Let’s take a break from the ongoing dispute between Apple and Samsung dispute and turn our attention towards Apple’s litigation with HTC. If you recall, the International Trade Commission (ITC) looked at Apple’s first complaint against HTC and found it to be in violation of two of Apple’s patents. Following that, HTC filed a motion asking for a review of that judgement.
And as legal matters tend to go, Apple subsequently filed a reply motion in response to HTC’s brief – and that’s where things start to get interesting.
Now one of the patents allegedly infringed by HTC is the ‘263 patent which pertains to real-time signal processing API technology. The ‘263 patent was originally filed with the USPTO back in 1994. It reads as follows:
The ‘263 patent relates generally to providing programming abstraction layers for real-time processing applications. The ‘263 patent discloses the use of real-time application programming interfaces (APIs) interposed between application software or driver software and the real-time processing subsystem. These APIs provide an abstraction for the real-time processing subsystem (e.g., a digital signal processor) from the higher-level software that utilizes the real-time processing subsystem, allowing changes to the real-time processing subsystem without requiring changes to the higher-level software.

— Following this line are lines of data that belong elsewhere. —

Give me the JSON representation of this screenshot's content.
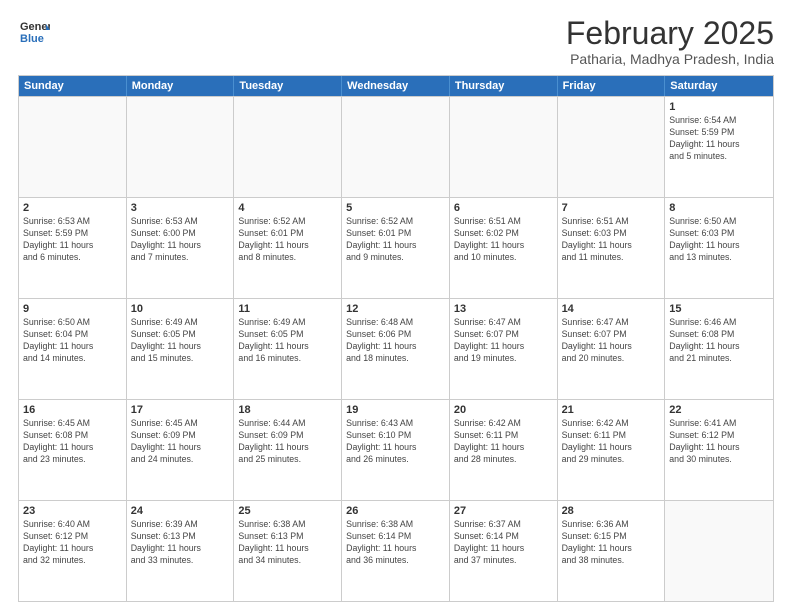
{
  "logo": {
    "general": "General",
    "blue": "Blue"
  },
  "header": {
    "month_year": "February 2025",
    "location": "Patharia, Madhya Pradesh, India"
  },
  "weekdays": [
    "Sunday",
    "Monday",
    "Tuesday",
    "Wednesday",
    "Thursday",
    "Friday",
    "Saturday"
  ],
  "rows": [
    [
      {
        "day": "",
        "info": ""
      },
      {
        "day": "",
        "info": ""
      },
      {
        "day": "",
        "info": ""
      },
      {
        "day": "",
        "info": ""
      },
      {
        "day": "",
        "info": ""
      },
      {
        "day": "",
        "info": ""
      },
      {
        "day": "1",
        "info": "Sunrise: 6:54 AM\nSunset: 5:59 PM\nDaylight: 11 hours\nand 5 minutes."
      }
    ],
    [
      {
        "day": "2",
        "info": "Sunrise: 6:53 AM\nSunset: 5:59 PM\nDaylight: 11 hours\nand 6 minutes."
      },
      {
        "day": "3",
        "info": "Sunrise: 6:53 AM\nSunset: 6:00 PM\nDaylight: 11 hours\nand 7 minutes."
      },
      {
        "day": "4",
        "info": "Sunrise: 6:52 AM\nSunset: 6:01 PM\nDaylight: 11 hours\nand 8 minutes."
      },
      {
        "day": "5",
        "info": "Sunrise: 6:52 AM\nSunset: 6:01 PM\nDaylight: 11 hours\nand 9 minutes."
      },
      {
        "day": "6",
        "info": "Sunrise: 6:51 AM\nSunset: 6:02 PM\nDaylight: 11 hours\nand 10 minutes."
      },
      {
        "day": "7",
        "info": "Sunrise: 6:51 AM\nSunset: 6:03 PM\nDaylight: 11 hours\nand 11 minutes."
      },
      {
        "day": "8",
        "info": "Sunrise: 6:50 AM\nSunset: 6:03 PM\nDaylight: 11 hours\nand 13 minutes."
      }
    ],
    [
      {
        "day": "9",
        "info": "Sunrise: 6:50 AM\nSunset: 6:04 PM\nDaylight: 11 hours\nand 14 minutes."
      },
      {
        "day": "10",
        "info": "Sunrise: 6:49 AM\nSunset: 6:05 PM\nDaylight: 11 hours\nand 15 minutes."
      },
      {
        "day": "11",
        "info": "Sunrise: 6:49 AM\nSunset: 6:05 PM\nDaylight: 11 hours\nand 16 minutes."
      },
      {
        "day": "12",
        "info": "Sunrise: 6:48 AM\nSunset: 6:06 PM\nDaylight: 11 hours\nand 18 minutes."
      },
      {
        "day": "13",
        "info": "Sunrise: 6:47 AM\nSunset: 6:07 PM\nDaylight: 11 hours\nand 19 minutes."
      },
      {
        "day": "14",
        "info": "Sunrise: 6:47 AM\nSunset: 6:07 PM\nDaylight: 11 hours\nand 20 minutes."
      },
      {
        "day": "15",
        "info": "Sunrise: 6:46 AM\nSunset: 6:08 PM\nDaylight: 11 hours\nand 21 minutes."
      }
    ],
    [
      {
        "day": "16",
        "info": "Sunrise: 6:45 AM\nSunset: 6:08 PM\nDaylight: 11 hours\nand 23 minutes."
      },
      {
        "day": "17",
        "info": "Sunrise: 6:45 AM\nSunset: 6:09 PM\nDaylight: 11 hours\nand 24 minutes."
      },
      {
        "day": "18",
        "info": "Sunrise: 6:44 AM\nSunset: 6:09 PM\nDaylight: 11 hours\nand 25 minutes."
      },
      {
        "day": "19",
        "info": "Sunrise: 6:43 AM\nSunset: 6:10 PM\nDaylight: 11 hours\nand 26 minutes."
      },
      {
        "day": "20",
        "info": "Sunrise: 6:42 AM\nSunset: 6:11 PM\nDaylight: 11 hours\nand 28 minutes."
      },
      {
        "day": "21",
        "info": "Sunrise: 6:42 AM\nSunset: 6:11 PM\nDaylight: 11 hours\nand 29 minutes."
      },
      {
        "day": "22",
        "info": "Sunrise: 6:41 AM\nSunset: 6:12 PM\nDaylight: 11 hours\nand 30 minutes."
      }
    ],
    [
      {
        "day": "23",
        "info": "Sunrise: 6:40 AM\nSunset: 6:12 PM\nDaylight: 11 hours\nand 32 minutes."
      },
      {
        "day": "24",
        "info": "Sunrise: 6:39 AM\nSunset: 6:13 PM\nDaylight: 11 hours\nand 33 minutes."
      },
      {
        "day": "25",
        "info": "Sunrise: 6:38 AM\nSunset: 6:13 PM\nDaylight: 11 hours\nand 34 minutes."
      },
      {
        "day": "26",
        "info": "Sunrise: 6:38 AM\nSunset: 6:14 PM\nDaylight: 11 hours\nand 36 minutes."
      },
      {
        "day": "27",
        "info": "Sunrise: 6:37 AM\nSunset: 6:14 PM\nDaylight: 11 hours\nand 37 minutes."
      },
      {
        "day": "28",
        "info": "Sunrise: 6:36 AM\nSunset: 6:15 PM\nDaylight: 11 hours\nand 38 minutes."
      },
      {
        "day": "",
        "info": ""
      }
    ]
  ]
}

In any event, HTC alleges that Andy Rubin, the man behind Android, began work on the technology HTC is accused of infringing at a company called General Magic in the mid-1990s.
Responding to that, Apple writes:
Android and Mr. Rubin’s relevant background does not start, as HTC would like the Commission to believe, with his work at General Magic or Danger in the mid-1990s. In reality, as the evidence revealed at the hearing, Mr. Rubin began his career at Apple in the early 1990s and worked as a low-level engineer specifically reporting to the inventors of the ‘263 [realtime API] patent at the exact time their invention was being conceived and developed. […] It is thus no wonder that the infringing Android platform used the claimed subsystem approach of the ‘263 patent that allows for flexibility of design and enables the platform to be “highly customizable and expandable” as HTC touts. […] While Mr. Rubin’s inspiration for the Android framework may not be directly relevant to the pending petitions for review, that HTC felt compelled to distort this history is illustrative of the liberties it takes in attacking the ALJ’s [initial determination] and the substantial evidence supporting the ALJ’s findings.
Now this isn’t a smoking gun as Apple readily admits that that Rubin’s inspiration for certain Android technologies isn’t exactly relevant. Still, it’s an interesting piece of information Apple was compelled to bring up to address it felt was HTC’s attempt to blur the truth.